We present OpenBART, a Natural Language Processing model based on BART generating relevant open questions from input paragraphs. Made for a Language Technology Practical course.
The dependencies for the model can be automatically installed by downloading and using references.txt:
pip install -r references.txt
The main way to use the model is through generate.py to generate an open question from a user-inputted paragraph. There are two ways to do this, both require the model folder model-OpenBART to be present in the folder.
The first way to run generate is through the command line, by executing the following command:
python3 generate.py
The second way to run generate is by importing it, as shown below:
import generate
input_string = "This is an example input paragraph."
generate.generate_question(input_string)
It is possible to run these with the model present in a different folder. Additionally, using the import method, one can specify whether data should be preprocessed:
python3 generate.py path/to/folder_that_contains_model_folder
folder = "path/to/folder_that_contains_model_folder
preprocess = True
generate.generate_question(input_string, folder, preprocess)

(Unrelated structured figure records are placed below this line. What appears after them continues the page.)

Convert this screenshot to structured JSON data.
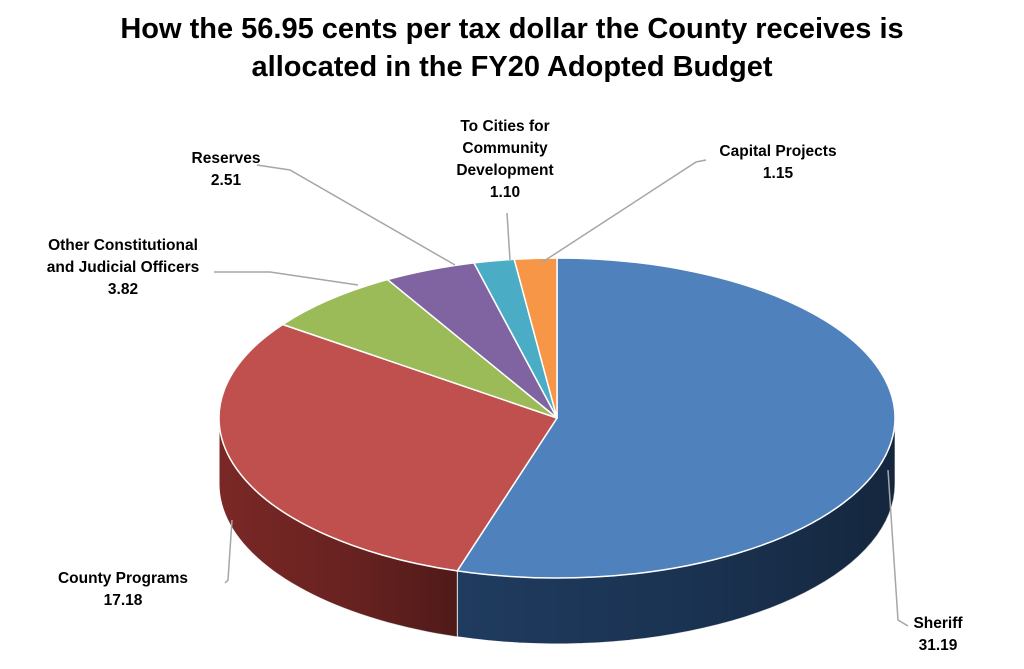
{
  "chart_data": {
    "type": "pie",
    "title": [
      "How the 56.95 cents per tax dollar the County receives is",
      "allocated in the FY20 Adopted Budget"
    ],
    "slices": [
      {
        "label": [
          "Sheriff"
        ],
        "value": 31.19,
        "value_text": "31.19",
        "color": "#4f81bd",
        "side_color": "#1f3b5f"
      },
      {
        "label": [
          "County Programs"
        ],
        "value": 17.18,
        "value_text": "17.18",
        "color": "#c0504d",
        "side_color": "#7a2826"
      },
      {
        "label": [
          "Other Constitutional",
          "and Judicial Officers"
        ],
        "value": 3.82,
        "value_text": "3.82",
        "color": "#9bbb59",
        "side_color": "#5a7030"
      },
      {
        "label": [
          "Reserves"
        ],
        "value": 2.51,
        "value_text": "2.51",
        "color": "#8064a2",
        "side_color": "#4a3865"
      },
      {
        "label": [
          "To Cities for",
          "Community",
          "Development"
        ],
        "value": 1.1,
        "value_text": "1.10",
        "color": "#4bacc6",
        "side_color": "#256a7c"
      },
      {
        "label": [
          "Capital Projects"
        ],
        "value": 1.15,
        "value_text": "1.15",
        "color": "#f79646",
        "side_color": "#a85a1c"
      }
    ]
  }
}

In this section, we will describe the methods that led to the model & the evaluation scores, and how to reproduce them. Firstly, to install all relevant packages and dependencies, download requirements.txt and run the following:
pip install -r requirements.txt
Preprocessing involves two files: main.py, which is executed, and prepdata.py, which is imported by main.py. main takes a single split (train, test, validation1 or validation2) from rexarski/eli5-category on huggingface.co and preprocesses it by running it through an NER tagger and a Keyword Extractor.

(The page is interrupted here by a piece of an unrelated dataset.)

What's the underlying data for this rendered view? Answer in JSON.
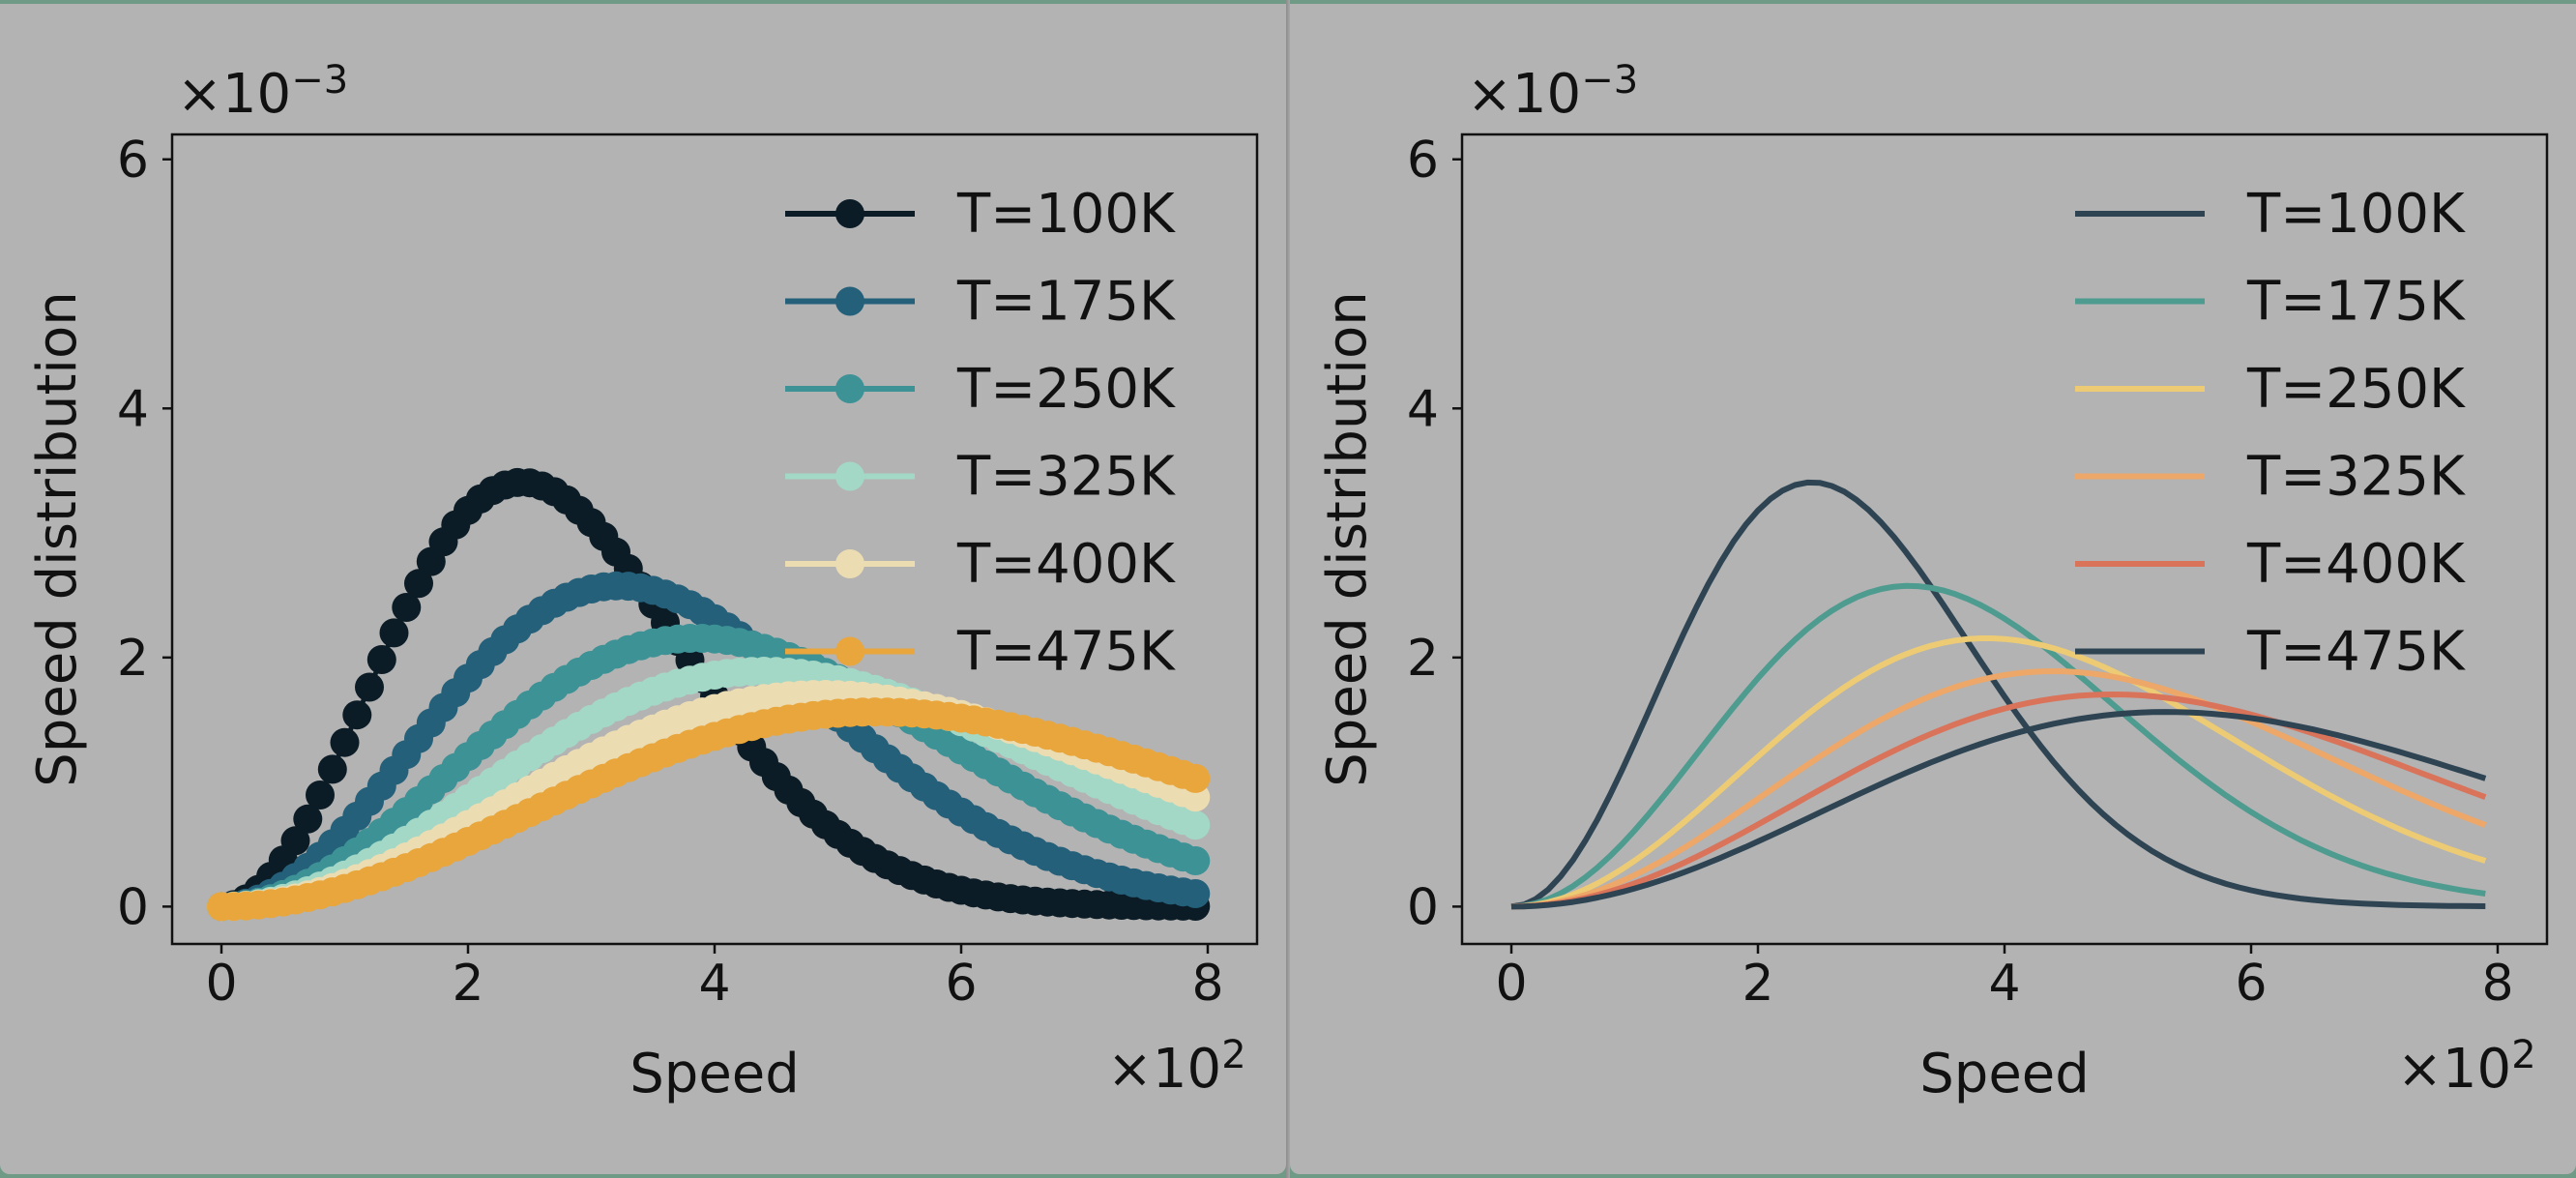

python3 main.py split (path/to/save_folder)
Model training is done using train_model.py. This program is more flexible and has more opportunity for customisation. It is called using the following:
python3 train_model.py save_folder_name
and takes the following arguments:
-m --model Destination name for checkpoints, results and final model
-t --tokenizer Source name of tokenizer to use
-d --dataset Source name of model to train
-p --path Path to source & destination folders
-e --epochs Number of epochs to train the model
-l --learningrate Learning rate of the model
-b --batchsize Batch sizes of the model
-c --cpu Use CPU instead of GPU
-q --checkpoint Continue from specified checkpoint
To train the final model, this script was executed with the following parameters:
python3 train_model.py "four-epochs" --epochs 4 --batchsize 8 --learningrate 2e-5
Parameters that were left out had default values instantiated by the script. To reproduce these results on a different machine, the path must be altered to fit the machine layout.
This code outputs a model (with the three most recent checkpoints and the best checkpoint) in --path/save_folder_name
Model evaluation involves two files, one of which is generate.py, which we covered in Model Use. The second is evaluate_model.py This is a script that takes 100 items from the validation2 split of the dataset and compares the model-generated questions with dataset questions. Evaluation metrics are BERTScore and BLEURT. The usage is the following:
python3 evaluate_model.py "four-epochs"